Week 1 Day 2 — Baseline A: single-drug MLP
Summary
Baseline A trained successfully and passes the pre-registered quality gate (per-patient Spearman ≥ 0.40) with a large margin. This is the strong baseline the combo predictor (Week 3) will have to beat.
Architecture
Multi-task MLP, ~50K parameters:
Patient features (80) → [Patient MLP 128 → 64] → patient_emb
│
Drug ID (0..164) → [Drug Embedding 64] → drug_emb
│
concat (128) │
│ │
[Response Head 128→64→1] │
│ │
predicted AUC ◄───────┘
5-fold CV by patient (no leakage)
| Fold | best epoch | MAE | per-patient ρ | per-drug median ρ | wall time |
|---|---|---|---|---|---|
| 1 | 23 | 34.15 | 0.698 | 0.278 | 137 s |
| 2 | 29 | 35.75 | 0.709 | 0.226 | 149 s |
| 3 | 20 | 36.39 | 0.681 | 0.286 | 110 s |
| 4 | 29 | 35.69 | 0.700 | 0.369 | 138 s |
| 5 | 28 | 33.21 | 0.730 | 0.354 | 133 s |
| mean | 26 | 35.04 | 0.704 | 0.303 | 134 s |
| std | 4 | 1.27 | 0.018 | 0.061 |
Pre-registered gates
| Gate | Threshold | Actual | Verdict |
|---|---|---|---|
| Per-patient Spearman | ≥ 0.40 | 0.704 | ✅ PASS (+76%) |
| MAE (AUC 0-300 scale) | < 50 | 34.6 | ✅ |
| Std across folds | < 0.05 | 0.018 | ✅ extremely stable |
Per-drug predictability (most-predictable drugs)
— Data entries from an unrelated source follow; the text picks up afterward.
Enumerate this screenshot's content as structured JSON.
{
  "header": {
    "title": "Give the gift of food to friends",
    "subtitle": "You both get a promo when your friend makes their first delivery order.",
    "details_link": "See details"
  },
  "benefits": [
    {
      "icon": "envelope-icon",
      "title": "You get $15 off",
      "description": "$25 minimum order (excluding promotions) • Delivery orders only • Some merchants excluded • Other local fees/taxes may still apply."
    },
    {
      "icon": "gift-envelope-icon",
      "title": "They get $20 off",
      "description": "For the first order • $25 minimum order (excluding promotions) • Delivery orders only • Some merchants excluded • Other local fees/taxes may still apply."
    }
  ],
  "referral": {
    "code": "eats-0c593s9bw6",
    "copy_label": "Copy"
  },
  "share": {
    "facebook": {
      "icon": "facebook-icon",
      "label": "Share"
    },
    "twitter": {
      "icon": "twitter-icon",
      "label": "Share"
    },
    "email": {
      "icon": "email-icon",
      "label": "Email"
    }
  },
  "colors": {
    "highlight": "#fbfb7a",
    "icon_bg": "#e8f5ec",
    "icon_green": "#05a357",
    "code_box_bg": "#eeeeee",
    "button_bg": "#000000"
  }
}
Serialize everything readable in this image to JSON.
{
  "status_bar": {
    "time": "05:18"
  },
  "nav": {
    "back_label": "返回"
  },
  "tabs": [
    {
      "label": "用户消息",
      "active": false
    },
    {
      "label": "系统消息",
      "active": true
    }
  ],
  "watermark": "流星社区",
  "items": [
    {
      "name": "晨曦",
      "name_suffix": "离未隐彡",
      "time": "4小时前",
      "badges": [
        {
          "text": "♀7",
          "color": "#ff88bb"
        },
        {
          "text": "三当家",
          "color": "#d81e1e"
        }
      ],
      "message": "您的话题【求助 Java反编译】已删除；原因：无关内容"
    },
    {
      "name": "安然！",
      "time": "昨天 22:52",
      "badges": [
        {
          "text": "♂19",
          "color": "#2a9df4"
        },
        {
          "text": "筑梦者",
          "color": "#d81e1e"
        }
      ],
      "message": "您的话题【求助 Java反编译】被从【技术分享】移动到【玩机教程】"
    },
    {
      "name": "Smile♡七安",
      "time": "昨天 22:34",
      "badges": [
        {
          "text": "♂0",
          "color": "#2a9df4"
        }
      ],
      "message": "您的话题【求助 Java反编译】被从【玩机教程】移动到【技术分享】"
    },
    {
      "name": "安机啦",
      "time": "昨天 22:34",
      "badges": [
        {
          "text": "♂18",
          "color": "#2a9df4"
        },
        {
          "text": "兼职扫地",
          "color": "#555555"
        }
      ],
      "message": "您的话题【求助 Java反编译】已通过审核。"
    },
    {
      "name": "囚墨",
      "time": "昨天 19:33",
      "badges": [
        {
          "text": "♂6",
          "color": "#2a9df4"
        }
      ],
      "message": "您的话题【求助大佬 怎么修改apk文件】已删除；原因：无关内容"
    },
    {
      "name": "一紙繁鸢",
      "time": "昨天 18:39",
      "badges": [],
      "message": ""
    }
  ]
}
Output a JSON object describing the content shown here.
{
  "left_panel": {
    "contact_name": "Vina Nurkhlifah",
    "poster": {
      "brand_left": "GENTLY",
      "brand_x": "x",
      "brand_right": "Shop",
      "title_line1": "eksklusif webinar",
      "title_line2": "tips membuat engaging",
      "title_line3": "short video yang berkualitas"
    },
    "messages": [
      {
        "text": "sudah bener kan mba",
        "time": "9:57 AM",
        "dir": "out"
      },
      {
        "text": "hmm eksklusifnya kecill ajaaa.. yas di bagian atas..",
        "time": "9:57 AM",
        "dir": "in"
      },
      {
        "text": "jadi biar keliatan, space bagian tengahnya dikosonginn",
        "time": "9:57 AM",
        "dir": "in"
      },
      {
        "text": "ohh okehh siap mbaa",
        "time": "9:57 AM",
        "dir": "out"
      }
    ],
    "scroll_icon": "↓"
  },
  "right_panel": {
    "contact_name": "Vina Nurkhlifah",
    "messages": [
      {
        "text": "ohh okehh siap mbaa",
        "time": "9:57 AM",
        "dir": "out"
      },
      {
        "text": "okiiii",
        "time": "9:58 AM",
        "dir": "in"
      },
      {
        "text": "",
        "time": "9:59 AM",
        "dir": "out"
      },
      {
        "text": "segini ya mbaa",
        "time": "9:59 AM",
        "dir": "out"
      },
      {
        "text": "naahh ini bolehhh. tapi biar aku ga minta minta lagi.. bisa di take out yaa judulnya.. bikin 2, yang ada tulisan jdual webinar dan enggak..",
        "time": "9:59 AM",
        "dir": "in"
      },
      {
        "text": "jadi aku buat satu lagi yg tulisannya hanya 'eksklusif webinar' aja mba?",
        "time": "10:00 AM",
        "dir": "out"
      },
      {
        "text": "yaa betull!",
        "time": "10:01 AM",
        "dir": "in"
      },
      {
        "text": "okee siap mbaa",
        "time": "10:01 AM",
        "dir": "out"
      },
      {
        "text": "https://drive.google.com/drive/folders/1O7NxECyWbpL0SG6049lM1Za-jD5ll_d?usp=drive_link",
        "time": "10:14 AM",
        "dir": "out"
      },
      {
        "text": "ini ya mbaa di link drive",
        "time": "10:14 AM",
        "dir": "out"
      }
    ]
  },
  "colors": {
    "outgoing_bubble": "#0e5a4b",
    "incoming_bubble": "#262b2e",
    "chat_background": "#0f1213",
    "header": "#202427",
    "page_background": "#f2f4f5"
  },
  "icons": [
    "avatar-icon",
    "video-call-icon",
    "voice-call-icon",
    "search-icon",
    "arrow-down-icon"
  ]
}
Drugs with per-drug Spearman > 0.40:
| Drug | n_patients | Spearman | Biology |
|---|---|---|---|
| Venetoclax | 382 | 0.580 | BCL2i, AML SOC anchor |
| Sunitinib | 513 | 0.537 | Multi-kinase inhibitor |
| Sorafenib | 518 | 0.520 | FLT3i / RAF |
| Cabozantinib | 469 | 0.512 | VEGFR / FLT3 |
| KW-2449 | 468 | 0.506 | FLT3 / Aurora B |
| Tivozanib | 467 | 0.500 | VEGFR |
| Dasatinib | 518 | 0.500 | BCR-ABL / SRC |
| Dovitinib | 474 | 0.494 | RTK |
| Foretinib | 472 | 0.487 | MET / VEGFR |
| Selumetinib | 475 | 0.482 | MEK |
Biological pattern: the most-predictable drugs are kinase inhibitors (FLT3, multi-RTK) and BCL2i — exactly the drugs whose response is tightly coupled to the FLT3/NPM1/BCL2-status features we encoded. This is a clean sanity check that the model is learning real biology, not memorizing noise.
Per-patient predictability distribution
- 485 patients have ≥ 5 drug measurements in hold-out across the 5 folds
- 304/485 (63%) have Spearman > 0.7 (excellent)
- 16/485 (3.3%) have Spearman < 0.3 (hard-to-predict outliers — likely those with sparse or atypical drug panels)
Outputs
runs/baseline_single_drug_mlp/
├── final_model.pt # checkpoint + scaler + drug vocab
├── cv_metrics.json # fold-level + overall
├── cv_held_out_predictions.csv # held-out pred + true, all folds
├── per_patient_spearman.csv # per-patient ρ
├── per_drug_spearman.csv # per-drug ρ
└── predictions_all_patients_all_drugs.csv # 613 × 165, used in Week 4
Implications for Week 4
The head-to-head comparison becomes:
for each patient p in held-out:
best_single(p) = min over drugs of predictions_all_patients_all_drugs[p, :]
best_combo(p) = min over legal pairs of combo_predictor(p, d1, d2)
Δ(p) = best_single(p) - best_combo(p)
A baseline with ρ=0.70 means best_single is a genuinely strong opponent — winning against it requires the combo predictor to carry information beyond single-drug matching, not just learn the same patterns. This strengthens the scientific value of whatever the head-to-head shows.
Next (Day 3) — DrugComb AML subset
User started the download. Once summary_v_1_5.csv is in place:
python -m combo_val.data.drugcomb_etl \
--input data/raw/drugcomb/summary_v_1_5.csv \
--out data/canonical/drugcomb_aml_pairs.csv
I’ll write the ETL to filter to AML cell lines and map drug names to the BeatAML drug vocabulary (needed so DrugComb-trained residual can apply to BeatAML patients’ drug space).